Proposé par l'UMP la semaine passée, le crime d'indignité nationale serait aujourd'hui envisagé par l'Elysée, selon les informations d'Europe 1. Cette indignité nationale serait assortie d'une peine de "dégradation nationale", entraînant la privation de tous les droits civiques, civils et politiques, du djihadiste.

Mais contrairement à ce qu'on entend chez plusieurs membres de l'opposition, cette peine ne peut en aucun cas entraîner la déchéance de nationalité. "Avec cette sanction, on privera un citoyen français d'une partie de ses droits attachés à la nationalité (civique, civil et politique) mais on ne touchera pas au coeur de la nationalité, à savoir le droit de résider sur le territoire français et le droit d'être protégé en tant que Français", précise Nicolas Hervieu.  

#  INTERDIRE LE RETOUR EN FRANCE

 

L'UMP propose aussi l'interdiction administrative du retour des djihadistes étrangers et français binationaux sur le territoire national

 

Pour les djihadistes étrangers. Cette interdiction de retour en France est prévue à l'article 2 de la loi du 13 novembre 2014. "Pour la première fois, on rend possible l'interdiction d'accès sur notre territoire à des étrangers potentiellement impliqués dans le djihadisme", détaille Nicolas Hervieu. La loi a été adoptée mais le décret d'application n'a pas encore été publié.

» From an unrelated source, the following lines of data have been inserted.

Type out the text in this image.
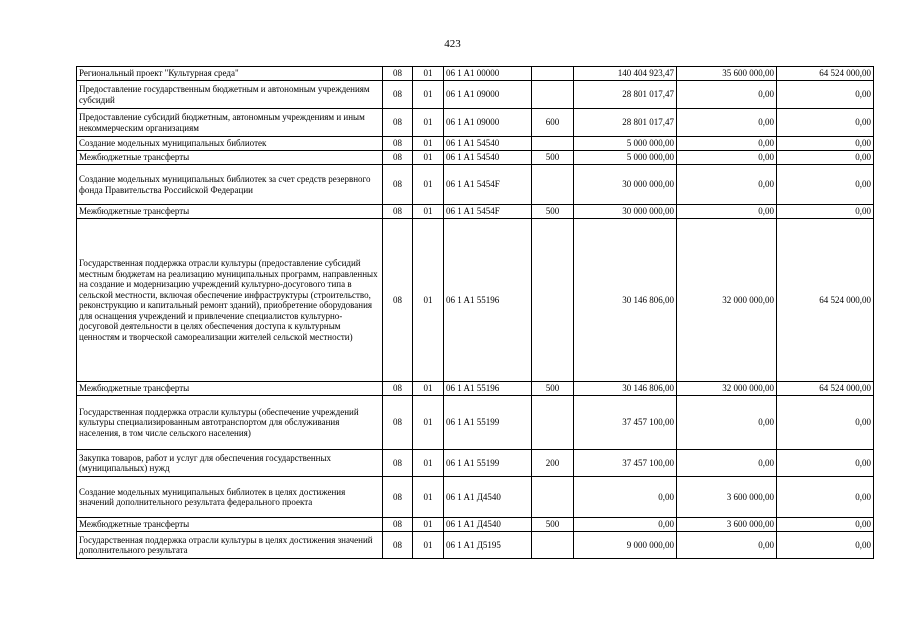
423
Региональный проект "Культурная среда"	08	01	06 1 A1 00000		140 404 923,47	35 600 000,00	64 524 000,00
Предоставление государственным бюджетным и автономным учреждениям субсидий	08	01	06 1 A1 09000		28 801 017,47	0,00	0,00
Предоставление субсидий бюджетным, автономным учреждениям и иным некоммерческим организациям	08	01	06 1 A1 09000	600	28 801 017,47	0,00	0,00
Создание модельных муниципальных библиотек	08	01	06 1 A1 54540		5 000 000,00	0,00	0,00
Межбюджетные трансферты	08	01	06 1 A1 54540	500	5 000 000,00	0,00	0,00
Создание модельных муниципальных библиотек за счет средств резервного фонда Правительства Российской Федерации	08	01	06 1 A1 5454F		30 000 000,00	0,00	0,00
Межбюджетные трансферты	08	01	06 1 A1 5454F	500	30 000 000,00	0,00	0,00
Государственная поддержка отрасли культуры (предоставление субсидий местным бюджетам на реализацию муниципальных программ, направленных на создание и модернизацию учреждений культурно-досугового типа в сельской местности, включая обеспечение инфраструктуры (строительство, реконструкцию и капитальный ремонт зданий), приобретение оборудования для оснащения учреждений и привлечение специалистов культурно-досуговой деятельности в целях обеспечения доступа к культурным ценностям и творческой самореализации жителей сельской местности)	08	01	06 1 A1 55196		30 146 806,00	32 000 000,00	64 524 000,00
Межбюджетные трансферты	08	01	06 1 A1 55196	500	30 146 806,00	32 000 000,00	64 524 000,00
Государственная поддержка отрасли культуры (обеспечение учреждений культуры специализированным автотранспортом для обслуживания населения, в том числе сельского населения)	08	01	06 1 A1 55199		37 457 100,00	0,00	0,00
Закупка товаров, работ и услуг для обеспечения государственных (муниципальных) нужд	08	01	06 1 A1 55199	200	37 457 100,00	0,00	0,00
Создание модельных муниципальных библиотек в целях достижения значений дополнительного результата федерального проекта	08	01	06 1 A1 Д4540		0,00	3 600 000,00	0,00
Межбюджетные трансферты	08	01	06 1 A1 Д4540	500	0,00	3 600 000,00	0,00
Государственная поддержка отрасли культуры в целях достижения значений дополнительного результата	08	01	06 1 A1 Д5195		9 000 000,00	0,00	0,00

Pour les djihadistes binationaux. Un terroriste français ou ayant la double nationalité ne peut pas se voir empêcher de rentrer en France. "Nul ne peut être privé du droit d'entrer sur le territoire de l'Etat dont il est le ressortissant", peut-on lire dans la Convention européenne des droits de l'homme. Si la France passait outre ce principe, elle pourrait donc être sanctionnée par la CEDH.